Stir the mixture frequently and add water if necessary to keep the consistency thin and prevent scorching. Bring the temperature of the mixture to the upper limit of starch conversion (158 °F or 70 °C) and hold it there for at least five minutes. This gives the modest amount of barley malt enzymes a chance to reduce the size of the starch granules and reduce their sticking together or causing the mash to stick to the pot.
The starch granules will then become coated with water, loosening hydrogen bonds and dissolving some of the amylose off of their surfaces. This will allow the starch to absorb water and become gelatinous or “gelate.” This gelation is essential in order for the amylase enzymes of the malt to penetrate the starch in the grits and convert it to sugar after it is added to the main mash.
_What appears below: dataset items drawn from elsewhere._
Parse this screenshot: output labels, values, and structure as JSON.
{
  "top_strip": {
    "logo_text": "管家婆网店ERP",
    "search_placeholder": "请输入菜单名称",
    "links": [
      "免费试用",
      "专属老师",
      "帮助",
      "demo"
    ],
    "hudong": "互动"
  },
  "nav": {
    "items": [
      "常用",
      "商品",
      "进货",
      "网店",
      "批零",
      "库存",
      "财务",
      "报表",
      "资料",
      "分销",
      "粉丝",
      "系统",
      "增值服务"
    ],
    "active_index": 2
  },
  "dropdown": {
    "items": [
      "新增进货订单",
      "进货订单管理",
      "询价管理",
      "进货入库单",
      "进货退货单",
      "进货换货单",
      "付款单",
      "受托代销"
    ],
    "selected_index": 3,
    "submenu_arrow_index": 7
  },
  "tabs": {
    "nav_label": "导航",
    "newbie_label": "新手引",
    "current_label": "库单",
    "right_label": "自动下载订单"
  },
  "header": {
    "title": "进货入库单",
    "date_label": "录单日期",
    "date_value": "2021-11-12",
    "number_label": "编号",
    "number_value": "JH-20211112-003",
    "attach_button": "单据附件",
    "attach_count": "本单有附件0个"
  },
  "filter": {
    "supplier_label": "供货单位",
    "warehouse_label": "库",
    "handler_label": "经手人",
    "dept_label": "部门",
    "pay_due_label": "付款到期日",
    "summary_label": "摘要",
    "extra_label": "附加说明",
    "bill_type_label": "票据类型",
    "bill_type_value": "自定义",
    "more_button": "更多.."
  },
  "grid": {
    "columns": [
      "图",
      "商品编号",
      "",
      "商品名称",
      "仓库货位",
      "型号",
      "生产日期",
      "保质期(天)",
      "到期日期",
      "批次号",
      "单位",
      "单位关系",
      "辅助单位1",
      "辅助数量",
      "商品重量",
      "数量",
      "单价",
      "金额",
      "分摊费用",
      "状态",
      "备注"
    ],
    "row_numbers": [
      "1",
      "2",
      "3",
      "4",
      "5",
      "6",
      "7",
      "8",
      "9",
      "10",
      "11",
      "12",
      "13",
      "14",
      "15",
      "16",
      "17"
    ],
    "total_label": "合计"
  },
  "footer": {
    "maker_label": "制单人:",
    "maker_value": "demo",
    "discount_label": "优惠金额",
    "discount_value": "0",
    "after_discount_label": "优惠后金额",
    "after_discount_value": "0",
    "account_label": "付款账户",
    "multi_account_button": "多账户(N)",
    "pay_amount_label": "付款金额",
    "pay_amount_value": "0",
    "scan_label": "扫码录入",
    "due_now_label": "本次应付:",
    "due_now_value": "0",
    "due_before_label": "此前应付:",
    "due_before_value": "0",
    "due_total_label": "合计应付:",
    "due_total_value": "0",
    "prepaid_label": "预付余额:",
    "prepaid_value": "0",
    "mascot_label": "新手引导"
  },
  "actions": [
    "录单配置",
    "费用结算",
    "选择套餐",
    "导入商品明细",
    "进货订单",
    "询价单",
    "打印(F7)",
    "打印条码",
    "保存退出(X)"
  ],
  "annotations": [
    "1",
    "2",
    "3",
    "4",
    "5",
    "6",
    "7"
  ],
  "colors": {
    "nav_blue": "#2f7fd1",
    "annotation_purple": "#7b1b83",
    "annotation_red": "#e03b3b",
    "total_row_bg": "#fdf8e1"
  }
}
After the five minute rest, continue to heat the corn grit mash to boiling, stirring constantly to prevent sticking or scorching. Boil the mash for 30 minutes to assure that the starch has absorbed enough water to gelatinize. Starch gelation occurs when starch is cooked in water between 140 °F (60 °C) and 200 °F (93 °C), depending on the type of starch.
Then, stir the corn grit mash into the main mash and heat the entire mash up to the desired conversion temperature, which is between 149 °F (65 °C) and 158 °F (70 °C). Hold the mash at the desired conversion temperature for at least 45 minutes before adding the sparge water and lautering as usual.
If you are going to use a starchy adjunct other than a cereal, be sure it is either coarsely ground or in small pieces that will gelate without an excessive amount of cooking (more than 30 minutes) to avoid a sticky or scorched mash.
Several starchy adjuncts often used in brewing are also available in flaked or torrified form. Flaked grain is steamed then rolled, and torrified grain is moistened and heated until it pops. Barley, rice, oat, wheat, rye, and corn (maize) are commonly available in flaked form, and wheat is readily available in torrified form. Both flaked and torrified grains have already undergone gelation and so can be added directly to a standard mash containing barley malt for conversion without prior mashing or cooking.
There is some debate in brewing circles regarding the differences in finished beer flavor between the use of cooked adjuncts or flaked/torrified adjuncts. While the flaked and torrified products may be more convenient and sometimes yield more extractable sugar than cooked adjuncts, many argue that the cooked adjunct mash produces better flavor.
So join the debate and add to your brewing skills by learning to do an adjunct mash. That way, you can decide for yourself if it results in better beer for you!